Her speech began to come along, but she would mix up words or be searching for a word, which still sometimes happens. She’ll be talking about Niagara Falls when she meant Neanderthals.

And she still has weakness in her right hand, which she holds in a fist close to her chest.

“Doctors said it was going to get better,” Casey says of her hand. “They don’t really know,” Julie Irwin says.

In addition to taking voice lessons and music theory at Orpheus, Casey has now started taking piano. Her teacher gives her music that is written for or arranged for people with the use of only one hand. Again, like that first voice lesson, Julie Irwin walked out of the room and let the lesson happen. Casey was able to play with her teacher. “It’s helpful to have a place that didn’t make (the effects of her stroke) a thing,” Julie Irwin says. “They aimed a little higher,” she says.

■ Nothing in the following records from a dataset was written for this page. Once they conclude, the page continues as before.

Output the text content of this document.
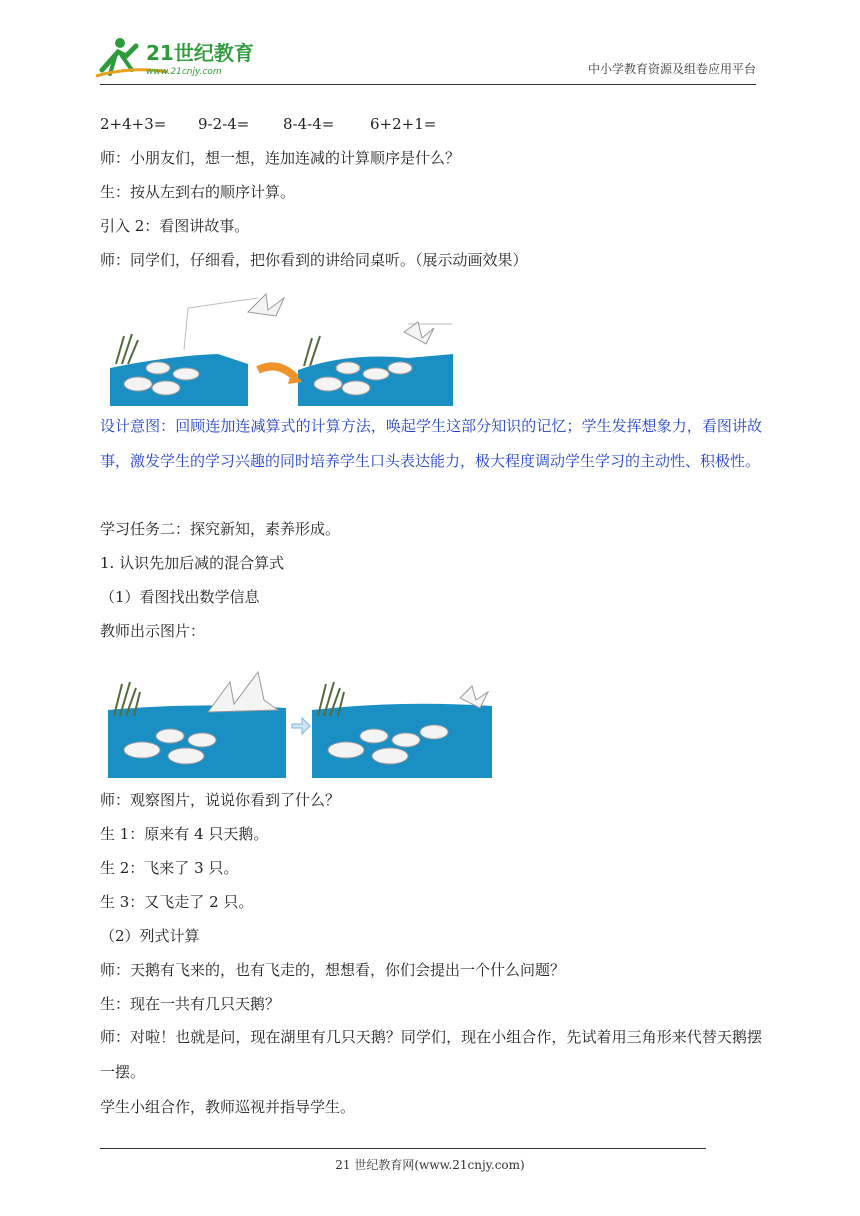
21世纪教育
www.21cnjy.com	中小学教育资源及组卷应用平台
2+4+3= 9-2-4= 8-4-4= 6+2+1=
师：小朋友们，想一想，连加连减的计算顺序是什么？
生：按从左到右的顺序计算。
引入 2：看图讲故事。
师：同学们，仔细看，把你看到的讲给同桌听。（展示动画效果）
设计意图：回顾连加连减算式的计算方法，唤起学生这部分知识的记忆；学生发挥想象力，看图讲故事，激发学生的学习兴趣的同时培养学生口头表达能力，极大程度调动学生学习的主动性、积极性。
学习任务二：探究新知，素养形成。
1. 认识先加后减的混合算式
（1）看图找出数学信息
教师出示图片：
师：观察图片，说说你看到了什么？
生 1：原来有 4 只天鹅。
生 2：飞来了 3 只。
生 3：又飞走了 2 只。
（2）列式计算
师：天鹅有飞来的，也有飞走的，想想看，你们会提出一个什么问题？
生：现在一共有几只天鹅？
师：对啦！也就是问，现在湖里有几只天鹅？同学们，现在小组合作，先试着用三角形来代替天鹅摆一摆。
学生小组合作，教师巡视并指导学生。
21 世纪教育网(www.21cnjy.com)
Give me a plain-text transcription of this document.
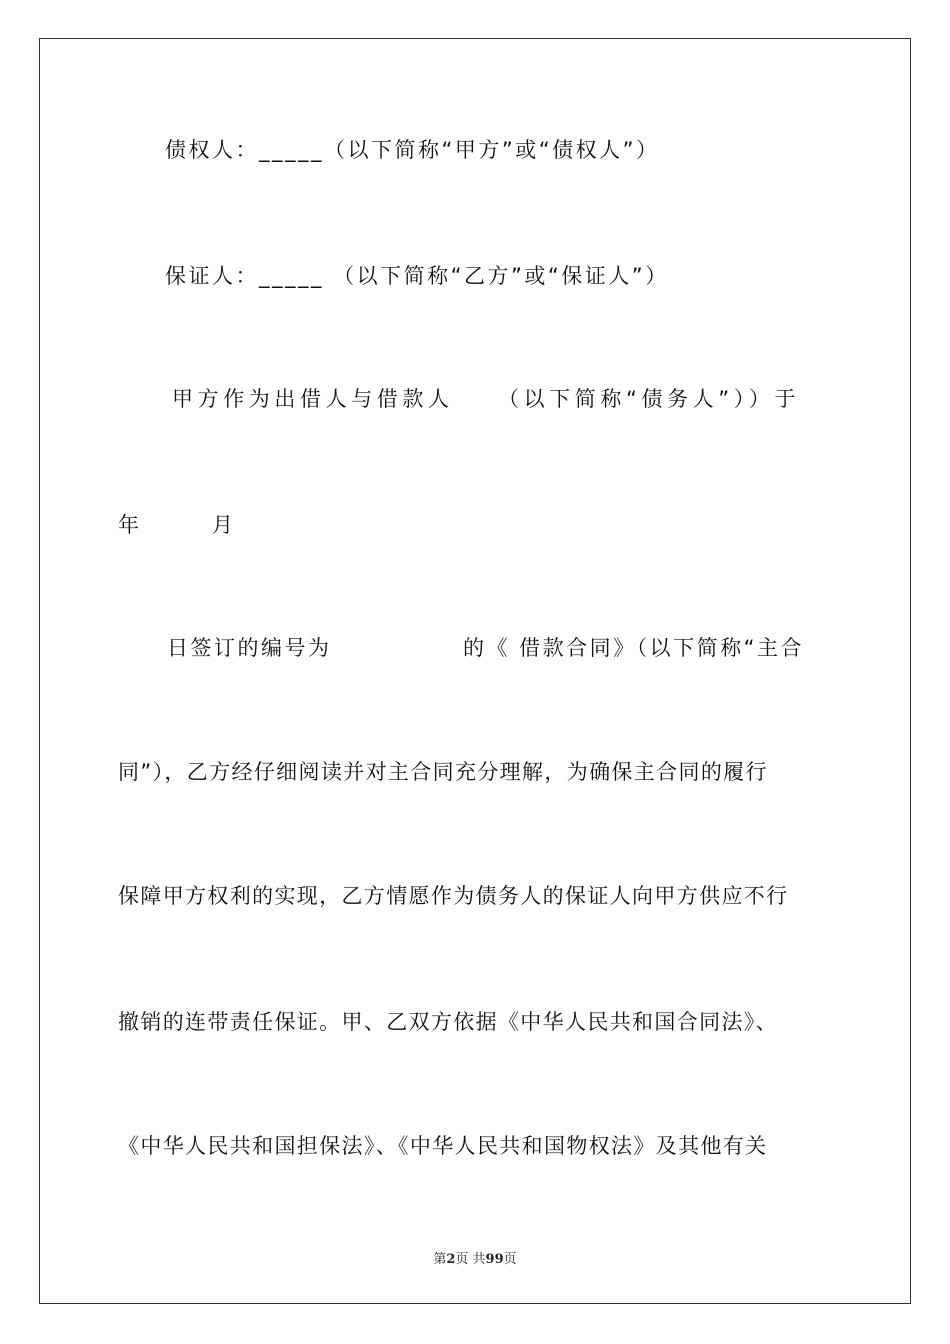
债权人：_____（以下简称“甲方”或“债权人”）
保证人：_____ （以下简称“乙方”或“保证人”）
甲方作为出借人与借款人 （以下简称“债务人”））于
年	月
日签订的编号为	的《 借款合同》（以下简称“主合
同”），乙方经仔细阅读并对主合同充分理解，为确保主合同的履行
保障甲方权利的实现，乙方情愿作为债务人的保证人向甲方供应不行
撤销的连带责任保证。甲、乙双方依据《中华人民共和国合同法》、
《中华人民共和国担保法》、《中华人民共和国物权法》及其他有关
第2页 共99页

Steadman says he has learned a lot from his wife, Wendy, who is also a music teacher, and got her start teaching adult with disabilities. Now 50 percent of his wife’s students would be considered on the autism spectrum or having another disability. “Everybody is special needs,” Steadman says. “Every single student has areas where they excel and areas where they need to learn,” he says.

Casey is now playing Bach on the piano, about a year after starting lessons, and it has helped strengthen her right hand.

“It shows what I can do in a different way,” she says. “I tried it out and I really liked it,” she says of piano. Julie Irwin says Casey already plays better with one hand than she did with two hands when she took lessons as a child.

Casey is a bit nervous to play at Carnegie Hall. “Am I sure I want to do this?” she’s been asking herself.

Performing regularly is part of Orpheus’ curriculum. Students play for one another regularly as part of music theory class and in regular recitals. It’s all about confronting stage fright, and as Steadman says, being a part of something bigger than yourself. “Together we inspire,” he says the school’s philosophy is. “Casey’s been such a big part of it.”